Building and tuning a crystal filters like the ones shown on this site is not as difficult as it may seem. It is certainly not a suitable project for the beginner, and the information on this page is more to inspire experimentation than to serve as a building instruction.
To be successful, make sure to build the amplifier and filter chain step by step and make sure each step works properly before adding the next step. It is a good idea to make sure that all different units have good isolation amplifiers at the inputs and outputs so the filter tuning and system gain does not change when 50 ohm instrumentation is connected instead of the preceding receiver block (first mixer or wideband noise blanker).
All amplifiers should have a large feedback so the total gain of the receiver is very stable. Transformer feedback for low and stable gain with low noise and good linearity is described in many places in the ham literature.
The buffer amplifiers using MOSFETS (BUK551A) have no voltage gain, they amplify by lowering the impedance. The input impedance is defined by a 56 ohm resistor to ground. The low impedance output is connected to the input of the first filter section through an inductor of 1.5 microhenry, and this inductor is tuned by a trimmer and a fixed capacitor to ground from the input of the filter. An adjustable resistor across the trimmer capacitor is used to select the correct input impedance for the filter. In order to not overload the MOSFET the 1.5 microhenry inductor is connected in series with a 3.3 ohm resistor. (The MOSFET looks into a series resonator to ground, and the power gain becomes very large unless the Q of this series circuit is limited) All details are reasonably well visible in the photo, fig 14.
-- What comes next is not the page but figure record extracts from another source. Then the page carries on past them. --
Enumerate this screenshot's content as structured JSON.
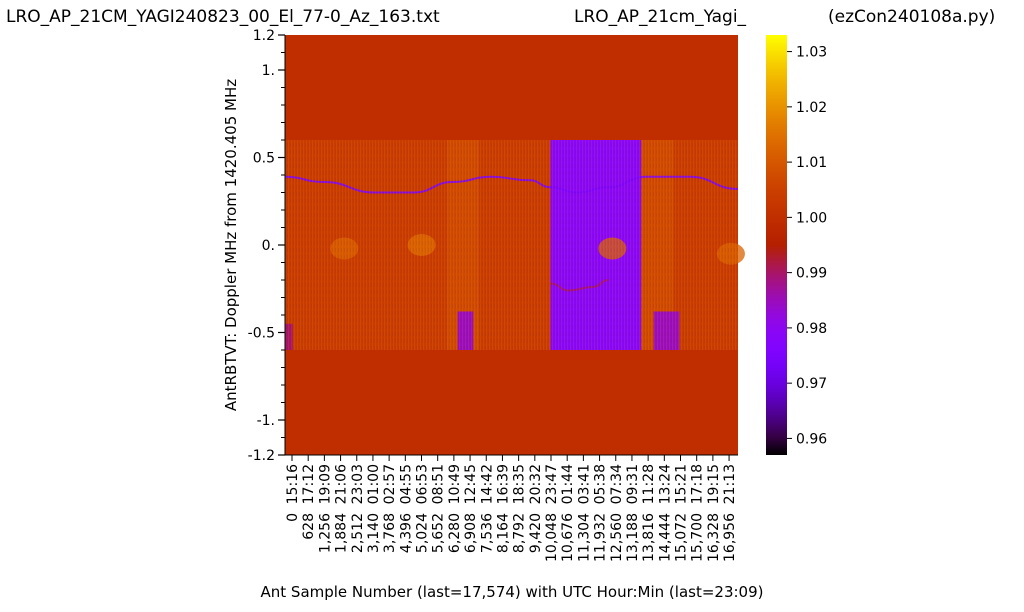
{
  "header": {
    "file_title": "LRO_AP_21CM_YAGI240823_00_El_77-0_Az_163.txt",
    "antenna_title": "LRO_AP_21cm_Yagi_",
    "program_title": "(ezCon240108a.py)"
  },
  "chart_data": {
    "type": "heatmap",
    "ylabel": "AntRBTVT:  Doppler MHz from 1420.405 MHz",
    "xlabel": "Ant Sample Number (last=17,574) with UTC Hour:Min (last=23:09)",
    "ylim": [
      -1.2,
      1.2
    ],
    "y_ticks": [
      1.2,
      1.0,
      0.5,
      0.0,
      -0.5,
      -1.0,
      -1.2
    ],
    "y_tick_labels": [
      "1.2",
      "1.",
      "0.5",
      "0.",
      "-0.5",
      "-1.",
      "-1.2"
    ],
    "x_range": [
      0,
      17574
    ],
    "x_ticks": [
      0,
      628,
      1256,
      1884,
      2512,
      3140,
      3768,
      4396,
      5024,
      5652,
      6280,
      6908,
      7536,
      8164,
      8792,
      9420,
      10048,
      10676,
      11304,
      11932,
      12560,
      13188,
      13816,
      14444,
      15072,
      15700,
      16328,
      16956
    ],
    "x_tick_numbers": [
      "0",
      "628",
      "1,256",
      "1,884",
      "2,512",
      "3,140",
      "3,768",
      "4,396",
      "5,024",
      "5,652",
      "6,280",
      "6,908",
      "7,536",
      "8,164",
      "8,792",
      "9,420",
      "10,048",
      "10,676",
      "11,304",
      "11,932",
      "12,560",
      "13,188",
      "13,816",
      "14,444",
      "15,072",
      "15,700",
      "16,328",
      "16,956"
    ],
    "x_tick_times": [
      "15:16",
      "17:12",
      "19:09",
      "21:06",
      "23:03",
      "01:00",
      "02:57",
      "04:55",
      "06:53",
      "08:51",
      "10:49",
      "12:45",
      "14:42",
      "16:39",
      "18:35",
      "20:32",
      "23:47",
      "01:44",
      "03:41",
      "05:38",
      "07:34",
      "09:31",
      "11:28",
      "13:24",
      "15:21",
      "17:18",
      "19:15",
      "21:13"
    ],
    "data_y_range": [
      -0.6,
      0.6
    ],
    "fill_value": 1.0,
    "colormap": "gnuplot",
    "colorbar": {
      "range": [
        0.957,
        1.033
      ],
      "ticks": [
        0.96,
        0.97,
        0.98,
        0.99,
        1.0,
        1.01,
        1.02,
        1.03
      ],
      "tick_labels": [
        "0.96",
        "0.97",
        "0.98",
        "0.99",
        "1.00",
        "1.01",
        "1.02",
        "1.03"
      ]
    },
    "regions": [
      {
        "x": [
          0,
          6280
        ],
        "y": [
          -0.6,
          0.6
        ],
        "value": 1.004
      },
      {
        "x": [
          6280,
          7536
        ],
        "y": [
          -0.6,
          0.6
        ],
        "value": 1.007
      },
      {
        "x": [
          7536,
          10300
        ],
        "y": [
          -0.6,
          0.6
        ],
        "value": 1.004
      },
      {
        "x": [
          10300,
          13816
        ],
        "y": [
          -0.6,
          0.6
        ],
        "value": 0.979
      },
      {
        "x": [
          13816,
          15072
        ],
        "y": [
          -0.6,
          0.6
        ],
        "value": 1.007
      },
      {
        "x": [
          15072,
          17574
        ],
        "y": [
          -0.6,
          0.6
        ],
        "value": 1.004
      },
      {
        "x": [
          6700,
          7300
        ],
        "y": [
          -0.6,
          -0.38
        ],
        "value": 0.985
      },
      {
        "x": [
          14300,
          15300
        ],
        "y": [
          -0.6,
          -0.38
        ],
        "value": 0.985
      },
      {
        "x": [
          0,
          300
        ],
        "y": [
          -0.6,
          -0.45
        ],
        "value": 0.99
      }
    ],
    "hotspots": [
      {
        "x": 2300,
        "y": -0.02,
        "value": 1.012
      },
      {
        "x": 5300,
        "y": 0.0,
        "value": 1.014
      },
      {
        "x": 12700,
        "y": -0.02,
        "value": 1.012
      },
      {
        "x": 17300,
        "y": -0.05,
        "value": 1.012
      }
    ],
    "traces": [
      {
        "value": 0.975,
        "points": [
          [
            0,
            0.39
          ],
          [
            1500,
            0.36
          ],
          [
            3500,
            0.3
          ],
          [
            5000,
            0.3
          ],
          [
            6500,
            0.36
          ],
          [
            8000,
            0.39
          ],
          [
            9500,
            0.37
          ],
          [
            10300,
            0.33
          ],
          [
            11304,
            0.3
          ],
          [
            12560,
            0.33
          ],
          [
            14000,
            0.39
          ],
          [
            15700,
            0.39
          ],
          [
            17574,
            0.32
          ]
        ]
      },
      {
        "value": 0.99,
        "points": [
          [
            10300,
            -0.22
          ],
          [
            11000,
            -0.26
          ],
          [
            11932,
            -0.24
          ],
          [
            12560,
            -0.2
          ]
        ]
      }
    ]
  }
}
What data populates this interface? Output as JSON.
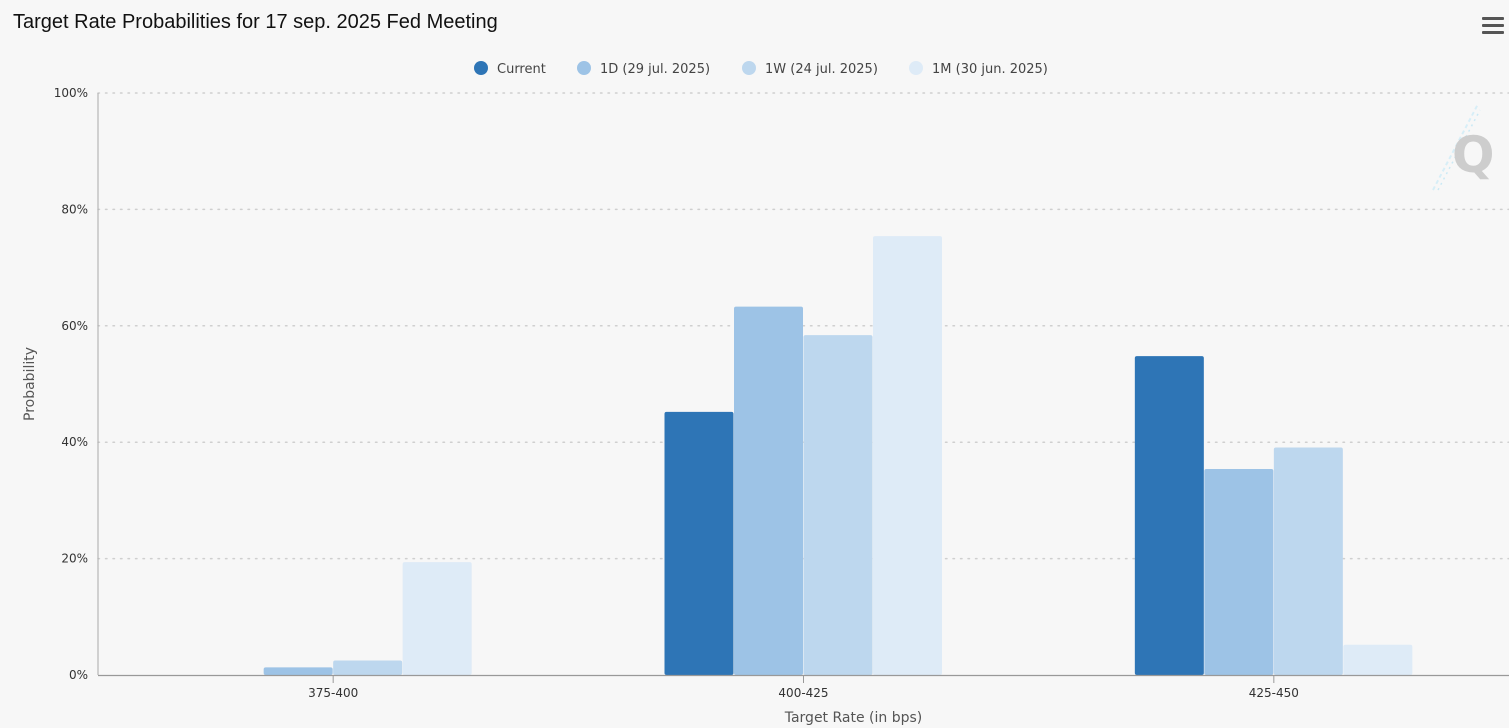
{
  "title": "Target Rate Probabilities for 17 sep. 2025 Fed Meeting",
  "chart_data": {
    "type": "bar",
    "categories": [
      "375-400",
      "400-425",
      "425-450"
    ],
    "series": [
      {
        "name": "Current",
        "color": "#2e75b6",
        "values": [
          0,
          45.2,
          54.8
        ]
      },
      {
        "name": "1D (29 jul. 2025)",
        "color": "#9dc3e6",
        "values": [
          1.3,
          63.3,
          35.4
        ]
      },
      {
        "name": "1W (24 jul. 2025)",
        "color": "#bdd7ee",
        "values": [
          2.5,
          58.4,
          39.1
        ]
      },
      {
        "name": "1M (30 jun. 2025)",
        "color": "#deebf7",
        "values": [
          19.4,
          75.4,
          5.2
        ]
      }
    ],
    "yticks": [
      "0%",
      "20%",
      "40%",
      "60%",
      "80%",
      "100%"
    ],
    "ylim": [
      0,
      100
    ],
    "xlabel": "Target Rate (in bps)",
    "ylabel": "Probability",
    "grid": true,
    "legend_position": "top-center"
  }
}
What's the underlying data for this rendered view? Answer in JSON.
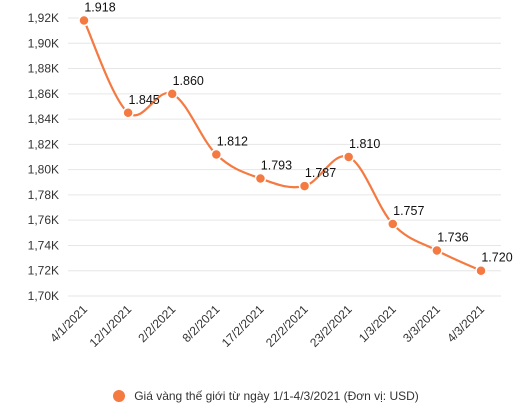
{
  "chart_data": {
    "type": "line",
    "categories": [
      "4/1/2021",
      "12/1/2021",
      "2/2/2021",
      "8/2/2021",
      "17/2/2021",
      "22/2/2021",
      "23/2/2021",
      "1/3/2021",
      "3/3/2021",
      "4/3/2021"
    ],
    "series": [
      {
        "name": "Giá vàng thế giới từ ngày 1/1-4/3/2021 (Đơn vị: USD)",
        "values": [
          1918,
          1845,
          1860,
          1812,
          1793,
          1787,
          1810,
          1757,
          1736,
          1720
        ],
        "data_labels": [
          "1.918",
          "1.845",
          "1.860",
          "1.812",
          "1.793",
          "1.787",
          "1.810",
          "1.757",
          "1.736",
          "1.720"
        ]
      }
    ],
    "ylim": [
      1700,
      1920
    ],
    "yticks": [
      1700,
      1720,
      1740,
      1760,
      1780,
      1800,
      1820,
      1840,
      1860,
      1880,
      1900,
      1920
    ],
    "ytick_labels": [
      "1,70K",
      "1,72K",
      "1,74K",
      "1,76K",
      "1,78K",
      "1,80K",
      "1,82K",
      "1,84K",
      "1,86K",
      "1,88K",
      "1,90K",
      "1,92K"
    ],
    "xlabel": "",
    "ylabel": "",
    "grid": true,
    "legend_position": "bottom",
    "color": "#f47a42"
  }
}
Once the buffers defining the input and output impedance work correctly, start to tune the centre capacitor (the one visible in fig 3). Start with input and output impedances around 1 kiloohm. Look at the signal level at the centre of the passband (right between the series resonance's of X1 and X2) and tune for maximum. Then tune the input and output capacitors for a symmetric filter shape. Finally tune the resistors for a reasonably flat response. Repeat several times, adjusting all 5 points for a flat filter response.
Adjust the different filter sections independently for best flatness first. Once you know how to tune the 5 tuning points, all the filter sections are easy to tune as individual filters.
Finally, connect all filters in series and look at the total filter response. The total response will look a bit ugly, the ripple may be something like 3 or maybe even 6 dB. Now try all the tuning points one by one, but change the setting only of those that really improve the filter flatness. The convergency is good, it is not difficult to get a total flatness below 1 dB.